La gran paradoja de Orson Welles es que siendo tan célebre sea en realidad tan desconocido. En el libro Jaglom lo explica de una manera preciosa, utilizando como metáfora la mítica escena del tiroteo final en la sala de los espejos de La dama de Shangai. No hay un Orson, hay muchos, es difícil encontrarlos, se confunden, la mayoría son falsos, fueron inventados por alguien, un plumilla de una revista, a veces originados por una leyenda sin sentido, por unos chismorreos de Hollywood, que ni el mismo Orson se molestaba en desmentir. Cuando me muera, no te molestes en negar las historias falsas que oigas sobre mi– le decía divertido a Jaglom. Cual personaje de una de sus propias películas, Orson Welles acumula con los años más y más capas, nuevas sombras, más mentiras, su mito se vuelve más y más enorme, y también, lo mejor, más terrible. Y él observaría todo esto divertido, soltando grandes risotadas y fumándose un puro. Porque si una cosa podemos saber sobre él con toda seguridad es que ya desde niño fue un gran cachondo. Aún a día de hoy poca gente se da cuenta de que Ciudadano Kane no es realidad esa película tan seria, que tantos ven con el ceño fruncido. Ciudadano Kane es más una comedia, que hizo un joven Orson de 24 años con ganas de divertirse. El famoso Rosebud, tan misterioso, era uno de los cariñosos nombres con los que William Randolph Hearst se refería al ojo del culo de su amante. La gente se vio superada por la revolución técnica que era también la película, pero eso fue sólo algo que vino sólo. Era la primera película que hacía, quería explorar las posibilidades técnicas de su nuevo juguete.

orson leaming

Mis almuerzos con Orson Welles funciona como el complemento perfecto a la que es seguramente la mejor biografía que se ha escrito sobre él, Orson Welles, de Barbara Leaming, que recomiendo mucho a todo el mundo. En él traza un perfil bastante revelador y que podemos intuir como muy aproximado a la verdad. La parte que queda en sombras es precisamente la que ilumina ahora este libro de conversaciones. En él descubrimos al Orson más desconocido, al hombre que ha sobrevivido a la maldición que supone ser un genio, de no haber logrado adaptarse al sistema. Hay un mucho de tristeza, de sensación de fracaso, pero en realidad es la misma sensación de fracaso que siente cualquier hombre la final de su vida, y por encima de todo resulta maravilloso comprobar que pese a todo siempre mantuvo un gran sentido del humor. No se le percibe como un hombre amargado. ¿Que envidiaba la posición de un Huston? ¿Que recelaba del éxito de Hitchcock? La gran revelación del libro quizá sea ver que un genio como él es también humano, que puedes haber hecho la “mejor película de la historia” y sentirte un fracaso, que al final te agobian los mismos dilemas y preocupaciones que a los demás mortales, que no sabes cómo pagarás la compra del supermercado de esa semana… Además quedan cientos de perlas, dedicadas a artistas y gente del espectáculo, su fobia a Woody Allen, su afilado criterio como espectador (¡Qué mala es Centauros de desierto!), las mentiras  sobre su vida sexual, su perrita Kiki, …

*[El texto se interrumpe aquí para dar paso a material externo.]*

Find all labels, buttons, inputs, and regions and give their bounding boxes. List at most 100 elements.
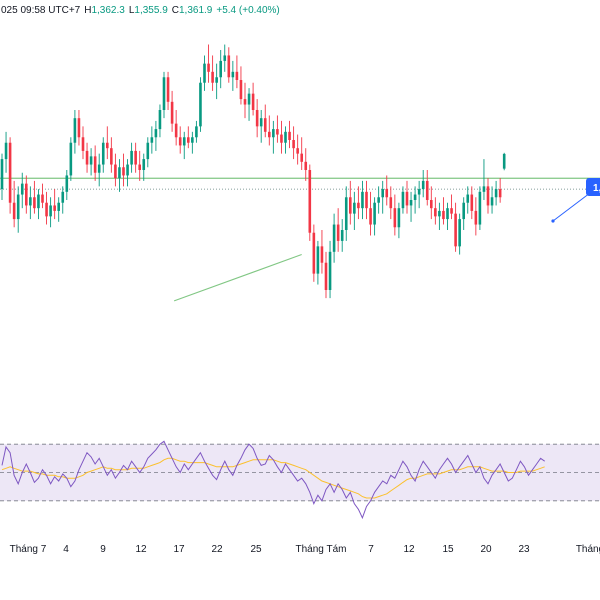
candle-body (49, 205, 52, 217)
candle-17 (69, 137, 73, 181)
candle-body (182, 137, 186, 146)
candle-body (259, 118, 263, 127)
candle-body (130, 150, 133, 165)
candle-body (280, 134, 283, 143)
candle-18 (73, 110, 77, 154)
candle-59 (239, 66, 243, 105)
candle-5 (20, 172, 24, 209)
x-tick-label: 9 (100, 544, 106, 555)
candle-body (251, 93, 255, 110)
legend-close-value: 1,361.9 (179, 4, 213, 16)
candle-body (0, 159, 4, 190)
time-axis[interactable]: Tháng 7 4 9 12 17 22 25 Tháng Tám 7 12 15 20 23 Tháng (10, 544, 600, 555)
candle-body (365, 191, 368, 209)
candle-body (276, 129, 279, 135)
candle-110 (446, 202, 449, 230)
candle-body (4, 142, 8, 160)
candle-55 (223, 44, 227, 72)
candle-3 (12, 180, 16, 228)
candle-10 (41, 183, 44, 209)
candle-101 (409, 191, 413, 222)
candle-body (296, 148, 299, 154)
candle-body (20, 183, 24, 195)
x-tick-label: 23 (518, 544, 530, 555)
candle-body (357, 202, 360, 209)
candle-122 (494, 180, 498, 206)
candle-body (195, 126, 198, 138)
candle-94 (381, 180, 384, 214)
candle-body (284, 131, 287, 143)
candle-body (434, 208, 437, 217)
candle-74 (300, 137, 303, 170)
candle-body (37, 194, 40, 209)
rsi-line (1, 440, 545, 520)
candle-60 (243, 82, 247, 119)
candle-68 (276, 115, 279, 143)
candle-102 (413, 186, 417, 214)
candle-body (223, 55, 227, 61)
candle-51 (207, 44, 210, 83)
legend-close-label: C (171, 4, 179, 16)
candle-body (178, 137, 182, 146)
candle-body (122, 167, 125, 176)
x-tick-label: 12 (135, 544, 147, 555)
callout-arrow (552, 192, 591, 222)
candle-2 (8, 137, 12, 214)
candle-86 (349, 180, 352, 225)
candle-76 (308, 164, 312, 241)
candle-26 (106, 126, 109, 160)
candle-body (288, 131, 291, 140)
candle-body (227, 55, 231, 78)
candle-body (110, 148, 113, 165)
candle-79 (320, 230, 324, 274)
candle-27 (110, 137, 113, 173)
candle-body (470, 194, 474, 211)
candle-body (146, 142, 150, 160)
candle-body (8, 142, 12, 203)
candle-body (454, 213, 457, 247)
price-pane[interactable] (0, 44, 600, 302)
candle-body (93, 156, 97, 173)
candle-115 (466, 186, 470, 214)
candle-84 (340, 219, 344, 252)
candle-93 (377, 186, 380, 214)
candle-body (328, 251, 332, 290)
candle-body (45, 202, 48, 217)
candle-107 (434, 197, 437, 225)
candle-body (239, 80, 243, 100)
candle-body (142, 159, 146, 170)
candle-67 (272, 120, 275, 154)
candle-body (502, 153, 506, 169)
candle-57 (231, 60, 235, 91)
candle-16 (65, 170, 69, 200)
candle-body (263, 118, 267, 132)
candle-body (81, 137, 85, 151)
candle-body (215, 77, 218, 83)
candle-89 (361, 180, 364, 220)
candle-118 (478, 186, 482, 230)
candle-body (344, 197, 348, 230)
candle-body (308, 170, 312, 233)
candle-body (397, 208, 401, 228)
candle-88 (357, 186, 360, 220)
candle-body (53, 205, 56, 211)
candle-111 (450, 194, 453, 220)
candle-body (191, 137, 194, 143)
candle-body (442, 210, 445, 220)
candle-body (474, 210, 478, 225)
rsi-pane[interactable] (0, 440, 600, 520)
price-callout[interactable]: 1, (551, 178, 600, 223)
candle-body (219, 60, 222, 78)
candle-body (421, 180, 425, 190)
candle-20 (81, 126, 85, 160)
candle-body (482, 186, 486, 192)
candle-body (324, 262, 328, 290)
candle-6 (25, 175, 28, 214)
candle-body (413, 194, 417, 200)
candle-44 (178, 126, 182, 154)
candle-32 (130, 142, 133, 173)
candle-38 (154, 120, 158, 151)
candle-123 (498, 178, 502, 203)
candle-28 (114, 153, 117, 187)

En el libro Orson repite lo mucho que le molestan los artistas que se desnudan en sus obras, que usan sus películas, sus libros, con fines terapéuticos, mostrando sus miserias al público. Y al final, décadas después de muerto, también él se desnudó delante de su público, pero no en sus películas. A través de una cintas grabadas, olvidadas en unas estanterías, como podía suceder en Mr. Arkadín. Yo se lo agradezco mucho.